Only one out of four online transactions resulted in a purchase Thanksgiving weekend according to a Barilliance study, but triggered email campaigns may have saved some of those lost sessions.

Barilliance, a retail personalization company based in Tel Aviv, tracked 18 million visits to retail websites between November 24 and November 27 to investigate cart abandonment rates by both geography and device.

The United States had the highest cart abandonment rate during the study’s time period with 74.5% of carts being abandoned, two percentage points above the 72.5% of global carts abandonment over Black Friday weekend. Spain had the lowest overall cart abandonment at 70%.

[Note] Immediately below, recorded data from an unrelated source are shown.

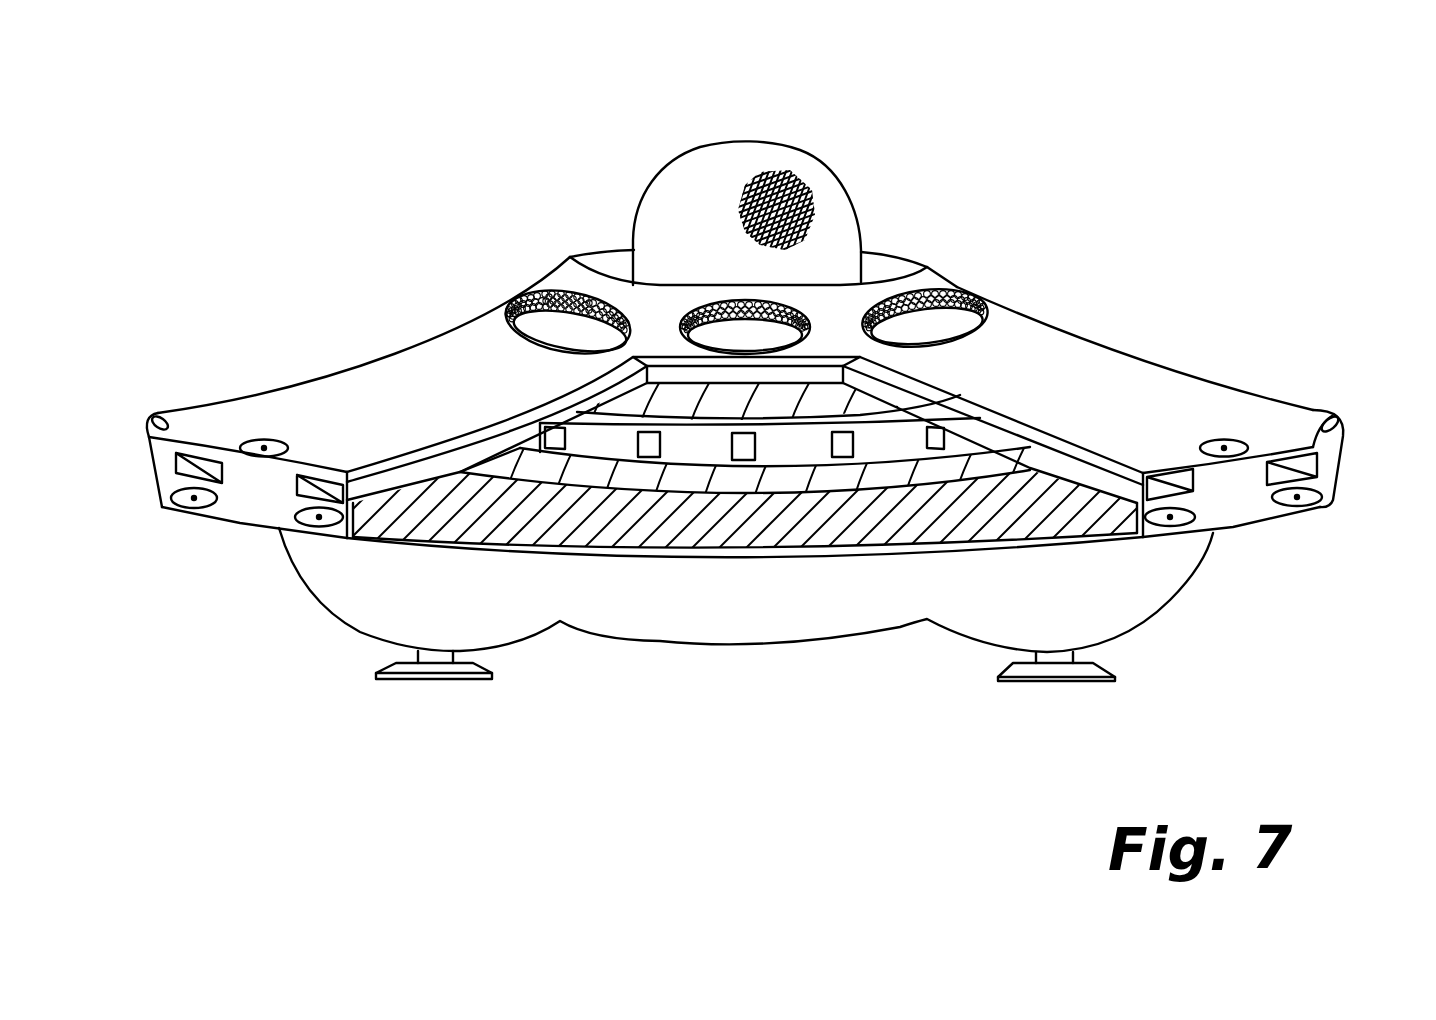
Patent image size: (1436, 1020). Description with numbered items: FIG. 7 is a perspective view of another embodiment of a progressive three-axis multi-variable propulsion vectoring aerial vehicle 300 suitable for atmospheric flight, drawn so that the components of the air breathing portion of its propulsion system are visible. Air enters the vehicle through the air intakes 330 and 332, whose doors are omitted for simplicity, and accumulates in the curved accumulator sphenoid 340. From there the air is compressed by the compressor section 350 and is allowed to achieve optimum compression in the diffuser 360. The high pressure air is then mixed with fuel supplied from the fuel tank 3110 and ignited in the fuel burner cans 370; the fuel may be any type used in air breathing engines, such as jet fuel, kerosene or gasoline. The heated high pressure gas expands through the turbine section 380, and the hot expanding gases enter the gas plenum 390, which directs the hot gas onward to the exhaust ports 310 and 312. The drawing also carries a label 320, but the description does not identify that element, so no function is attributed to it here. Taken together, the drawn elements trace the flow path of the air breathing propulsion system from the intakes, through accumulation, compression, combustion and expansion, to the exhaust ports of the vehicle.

The progressive 3-axis multi-variable propulsion vectoring aerial vehicle 300 is at (1000, 160).
The exhaust port 310 is at (1243, 445).
The exhaust port 312 is at (193, 499).
The dome 320 is at (803, 148).
The air intake 330 is at (912, 450).
The air intake 332 is at (1323, 432).
The curved accumulator sphenoid 340 is at (673, 373).
The compressor section 350 is at (663, 402).
The diffuser 360 is at (937, 445).
The fuel burner cans 370 is at (940, 447).
The turbine section 380 is at (522, 455).
The gas plenum 390 is at (1057, 520).
The fuel tank 3110 is at (333, 605).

Transactions on mobile devices are more likely to result in an abandoned cart according to Barilliance, with mobile experiences increasing cart abandonment by 15.9%. Mobile transactions are also more likely to have fewer items in a shopping cart, with average order value increasing by 10.6% on desktop.

Abandoned cart emails, sent to shoppers after they’ve added items to their cart but failed to complete a purchase within a designated amount of time, can recuperate some of the losses from abandoned carts. Cart abandonment emails drive the most revenue per recipient for online retailers with average order sizes of more than $50, according to a Klaviyo study of 1.5 billion emails sent from 1,000 US-based companies in the fourth quarter of 2016.

In fact, the average revenue per abandoned cart email is $5.64 according to BigCommerce, a large leap ahead of the $.02 average made on traditional promotional emails. 

Timing is especially critical with abandoned cart campaigns according to SaleCylcle, with emails send exactly one hour after a cart is initially abandoned performing the best with an average conversion rate of 6.33%.